En el Área Metropolitana de Concepción, el proyecto benefició directamente a cuatro cooperativas mediante la entrega de equipamiento —como un camión de transporte comunitario— y 36 becas de certificación laboral.
Gracias a un diagnóstico inicial, se diseñó un modelo de gestión colaborativa que permitió adaptar los apoyos a las condiciones específicas de cada organización, destacando la coordinación en el uso compartido del camión por parte de la Cooperativa Recyclab de Hualpén.
En paralelo, en enero se llevaron a cabo cuatro talleres de capacitación dirigidos a recicladores del Centro de Educación Ambiental para el Reciclaje (CEAR), administrado por la Cooperativa Biobío.

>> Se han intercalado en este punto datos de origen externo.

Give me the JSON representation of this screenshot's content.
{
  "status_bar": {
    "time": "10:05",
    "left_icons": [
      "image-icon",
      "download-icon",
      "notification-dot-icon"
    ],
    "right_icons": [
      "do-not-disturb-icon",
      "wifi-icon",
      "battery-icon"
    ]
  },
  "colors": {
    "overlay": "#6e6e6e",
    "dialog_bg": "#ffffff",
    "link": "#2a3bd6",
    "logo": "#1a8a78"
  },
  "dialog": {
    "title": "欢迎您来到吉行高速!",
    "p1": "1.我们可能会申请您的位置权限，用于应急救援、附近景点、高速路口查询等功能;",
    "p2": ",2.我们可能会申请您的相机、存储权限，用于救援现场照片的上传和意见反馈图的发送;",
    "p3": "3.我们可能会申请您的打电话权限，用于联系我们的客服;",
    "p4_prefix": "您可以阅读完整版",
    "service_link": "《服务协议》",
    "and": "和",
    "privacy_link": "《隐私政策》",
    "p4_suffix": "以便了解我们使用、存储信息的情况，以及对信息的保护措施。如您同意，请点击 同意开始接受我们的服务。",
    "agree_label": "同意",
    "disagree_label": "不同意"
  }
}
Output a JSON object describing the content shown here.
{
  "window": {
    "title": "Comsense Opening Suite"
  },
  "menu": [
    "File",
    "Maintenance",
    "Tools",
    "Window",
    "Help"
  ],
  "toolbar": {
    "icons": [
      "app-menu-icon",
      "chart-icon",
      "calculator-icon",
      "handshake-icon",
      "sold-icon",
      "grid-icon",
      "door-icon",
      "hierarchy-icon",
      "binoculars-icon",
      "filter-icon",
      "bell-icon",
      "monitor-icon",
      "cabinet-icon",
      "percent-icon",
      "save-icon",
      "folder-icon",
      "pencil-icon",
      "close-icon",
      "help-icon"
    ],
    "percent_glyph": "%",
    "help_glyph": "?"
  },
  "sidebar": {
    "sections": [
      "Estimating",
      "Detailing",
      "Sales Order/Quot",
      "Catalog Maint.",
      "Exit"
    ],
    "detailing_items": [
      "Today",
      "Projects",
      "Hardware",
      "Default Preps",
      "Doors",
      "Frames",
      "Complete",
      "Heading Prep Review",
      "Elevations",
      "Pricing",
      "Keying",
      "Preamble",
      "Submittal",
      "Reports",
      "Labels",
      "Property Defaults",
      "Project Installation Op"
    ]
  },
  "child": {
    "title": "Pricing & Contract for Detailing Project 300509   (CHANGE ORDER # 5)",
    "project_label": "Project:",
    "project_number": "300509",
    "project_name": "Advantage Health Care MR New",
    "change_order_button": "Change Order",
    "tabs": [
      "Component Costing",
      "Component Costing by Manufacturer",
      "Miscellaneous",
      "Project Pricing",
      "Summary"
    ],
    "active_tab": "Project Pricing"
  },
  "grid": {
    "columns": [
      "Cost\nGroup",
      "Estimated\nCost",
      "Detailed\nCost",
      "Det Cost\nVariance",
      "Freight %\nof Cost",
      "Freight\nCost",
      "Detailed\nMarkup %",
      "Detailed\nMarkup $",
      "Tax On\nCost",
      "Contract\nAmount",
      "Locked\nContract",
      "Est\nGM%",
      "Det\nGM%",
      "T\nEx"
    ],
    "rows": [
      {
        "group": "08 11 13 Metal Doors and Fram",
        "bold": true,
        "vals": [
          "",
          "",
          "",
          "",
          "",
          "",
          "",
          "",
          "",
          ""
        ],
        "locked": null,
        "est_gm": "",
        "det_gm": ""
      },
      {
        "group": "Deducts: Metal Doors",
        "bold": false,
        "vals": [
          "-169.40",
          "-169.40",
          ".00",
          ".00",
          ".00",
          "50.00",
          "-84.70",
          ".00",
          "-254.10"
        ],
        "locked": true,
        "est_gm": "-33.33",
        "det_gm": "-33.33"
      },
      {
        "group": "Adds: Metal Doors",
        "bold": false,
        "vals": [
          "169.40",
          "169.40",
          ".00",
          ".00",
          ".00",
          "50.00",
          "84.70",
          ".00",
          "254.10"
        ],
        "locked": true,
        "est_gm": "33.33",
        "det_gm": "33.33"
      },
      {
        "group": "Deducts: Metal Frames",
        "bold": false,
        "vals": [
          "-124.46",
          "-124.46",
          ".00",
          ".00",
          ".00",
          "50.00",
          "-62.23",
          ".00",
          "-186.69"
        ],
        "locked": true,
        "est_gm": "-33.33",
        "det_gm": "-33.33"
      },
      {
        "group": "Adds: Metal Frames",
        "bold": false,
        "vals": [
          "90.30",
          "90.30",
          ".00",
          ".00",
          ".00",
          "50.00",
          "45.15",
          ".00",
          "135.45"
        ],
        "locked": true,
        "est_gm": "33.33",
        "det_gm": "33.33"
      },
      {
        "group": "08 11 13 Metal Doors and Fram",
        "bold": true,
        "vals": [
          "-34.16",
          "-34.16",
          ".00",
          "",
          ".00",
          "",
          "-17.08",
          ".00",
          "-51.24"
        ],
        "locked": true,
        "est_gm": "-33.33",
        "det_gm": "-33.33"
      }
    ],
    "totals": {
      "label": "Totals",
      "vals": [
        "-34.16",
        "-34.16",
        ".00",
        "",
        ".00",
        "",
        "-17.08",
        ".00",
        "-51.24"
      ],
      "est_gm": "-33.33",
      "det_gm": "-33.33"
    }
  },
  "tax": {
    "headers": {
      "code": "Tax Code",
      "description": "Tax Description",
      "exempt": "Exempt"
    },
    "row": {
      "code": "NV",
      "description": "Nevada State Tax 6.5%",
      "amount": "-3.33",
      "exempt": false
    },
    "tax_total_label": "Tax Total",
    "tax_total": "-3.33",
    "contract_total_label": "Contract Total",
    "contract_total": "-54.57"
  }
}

Estas sesiones abordaron temas como trabajo en equipo, resolución de conflictos, atención al usuario y estrategias pedagógicas para la educación ambiental, utilizando una metodología de aprendizaje experiencial. La formación contribuyó significativamente a fortalecer las capacidades organizacionales y comunicativas de los 9 recicladores participantes.
Ambas experiencias dan cuenta de un avance concreto hacia la descentralización de los recursos y conocimientos del reciclaje inclusivo, apostando por modelos replicables que articulen formación, equipamiento y colaboración efectiva en las regiones.